Coincidence or providence?
In the gospel reading on the Sunday before Election Day, Jesus is asked about the greatest commandment.
“You shall love the Lord your God with all your heart, with all your soul, with all your mind, and with all your strength. The second is this: You shall love your neighbor as yourself.”
Love of neighbor was nothing new or radical. Jesus was just going back to his Jewish roots. The Book of Leviticus says the same thing.
The other Abrahamic faith also teaches neighborly love. “Serve Allah … and do good to parents, kinsfolk, orphans, those in need, neighbors who are near, neighbors who are strangers.”
For a Hindu, the Mahabhurata explains, “This is the sum of duty, do naught unto others that you would not have them do unto you.”
These are the four main religions of Americans, all calling for love of neighbor, for aiding them in need, for desiring what is best for them to flourish.

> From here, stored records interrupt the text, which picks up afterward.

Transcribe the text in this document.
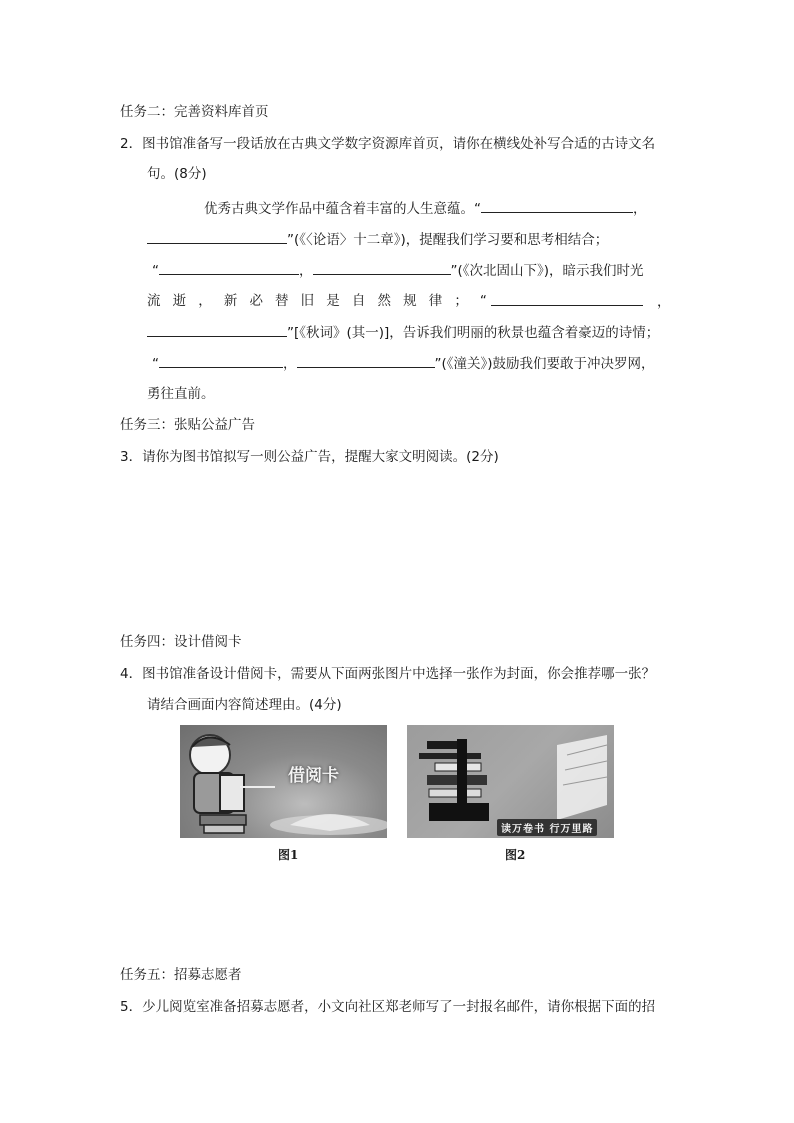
任务二：完善资料库首页
2．图书馆准备写一段话放在古典文学数字资源库首页，请你在横线处补写合适的古诗文名
句。(8分)
优秀古典文学作品中蕴含着丰富的人生意蕴。“	，
”(《〈论语〉十二章》)，提醒我们学习要和思考相结合；
“	，	”(《次北固山下》)，暗示我们时光
流 逝 ， 新 必 替 旧 是 自 然 规 律 ； “	，
”[《秋词》(其一)]，告诉我们明丽的秋景也蕴含着豪迈的诗情；
“	，	”(《潼关》)鼓励我们要敢于冲决罗网，
勇往直前。
任务三：张贴公益广告
3．请你为图书馆拟写一则公益广告，提醒大家文明阅读。(2分)
任务四：设计借阅卡
4．图书馆准备设计借阅卡，需要从下面两张图片中选择一张作为封面，你会推荐哪一张？
请结合画面内容简述理由。(4分)
借阅卡
图1
读万卷书 行万里路
图2
任务五：招募志愿者
5．少儿阅览室准备招募志愿者，小文向社区郑老师写了一封报名邮件，请你根据下面的招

Yet, for so many of us, the fear, the anger, the dread of what may be if our side does not win has a hold on our soul much stronger than the most basic teaching of our faith.

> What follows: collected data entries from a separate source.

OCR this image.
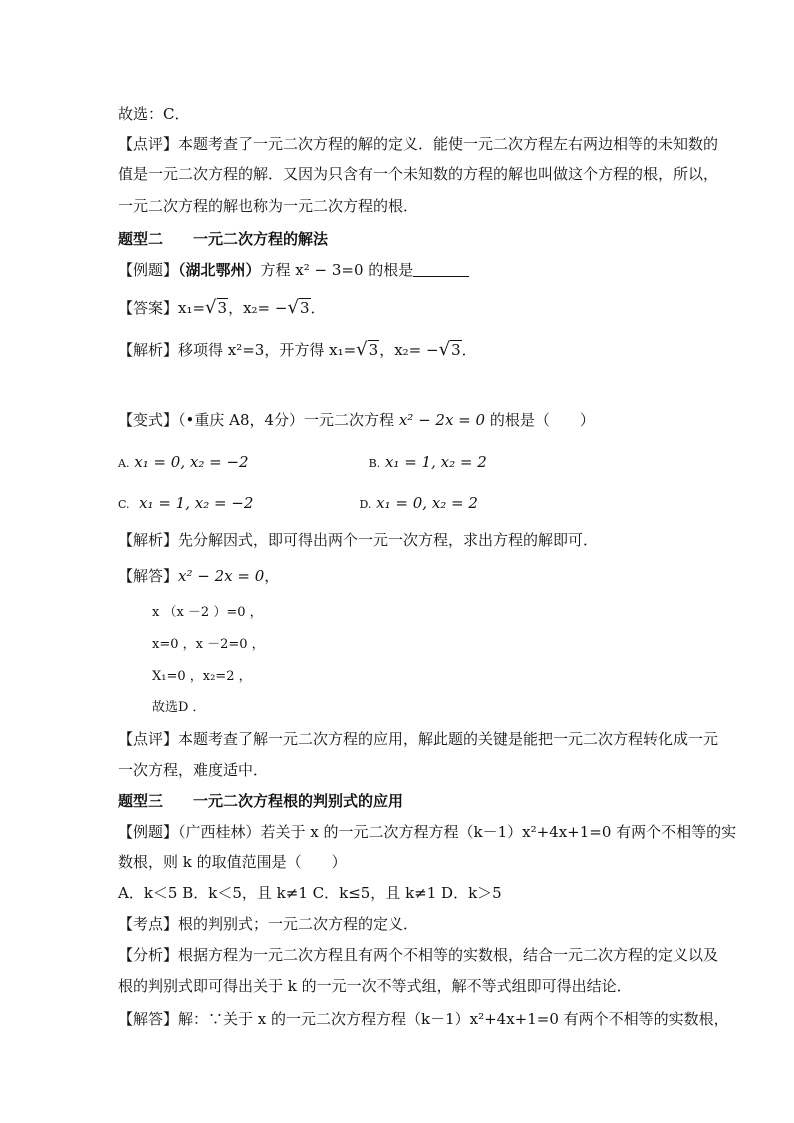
故选：C．
【点评】本题考查了一元二次方程的解的定义．能使一元二次方程左右两边相等的未知数的
值是一元二次方程的解．又因为只含有一个未知数的方程的解也叫做这个方程的根，所以，
一元二次方程的解也称为一元二次方程的根．
题型二　　一元二次方程的解法
【例题】（湖北鄂州）方程 x² − 3=0 的根是
【答案】x₁=√3，x₂= −√3．
【解析】移项得 x²=3，开方得 x₁=√3，x₂= −√3．
【变式】（•重庆 A8，4分）一元二次方程 x² − 2x = 0 的根是（　　）
A. x₁ = 0, x₂ = −2	B. x₁ = 1, x₂ = 2
C. x₁ = 1, x₂ = −2	D. x₁ = 0, x₂ = 2
【解析】先分解因式，即可得出两个一元一次方程，求出方程的解即可．
【解答】x² − 2x = 0，
x （x －2 ）=0 ，
x=0 ，x －2=0 ，
X₁=0 ，x₂=2 ，
故选D ．
【点评】本题考查了解一元二次方程的应用，解此题的关键是能把一元二次方程转化成一元
一次方程，难度适中．
题型三　　一元二次方程根的判别式的应用
【例题】（广西桂林）若关于 x 的一元二次方程方程（k－1）x²+4x+1=0 有两个不相等的实
数根，则 k 的取值范围是（　　）
A．k＜5 B．k＜5，且 k≠1 C．k≤5，且 k≠1 D．k＞5
【考点】根的判别式；一元二次方程的定义．
【分析】根据方程为一元二次方程且有两个不相等的实数根，结合一元二次方程的定义以及
根的判别式即可得出关于 k 的一元一次不等式组，解不等式组即可得出结论．
【解答】解：∵关于 x 的一元二次方程方程（k－1）x²+4x+1=0 有两个不相等的实数根，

Regardless of who wins, no administrative policy, no governmental reform, no campaign promise is going to achieve or restore the idyllic freedom from intrusion, fear and want that all politicians claim to offer.
The division and rancor are not going to magically disappear. Half the country will feel that it has been left unheard, ignored, cheated out of hope.
We can, and should, drop to our knees and pray for our country, to beg for the healing it so desperately needs.
But divine intervention is not the normal way of our God. We must put some skin on our prayers and assume the agency God expects of us.
That begins with the love of neighbor, a love that truly cares for those who vote differently than we do, who think differently than we. We must extend a hand, and an ear, to those look different, sound different, act different but whose stories, at the deepest level, are the same as ours.
At the end of the Great Commandment passage, Jesus tells the scribe, “You are not far from the Kingdom of God.”
To me, that means, “You understand it — now go and do it.”
We’re created in God’s image, but I believe that we become God’s likeness by the love we live.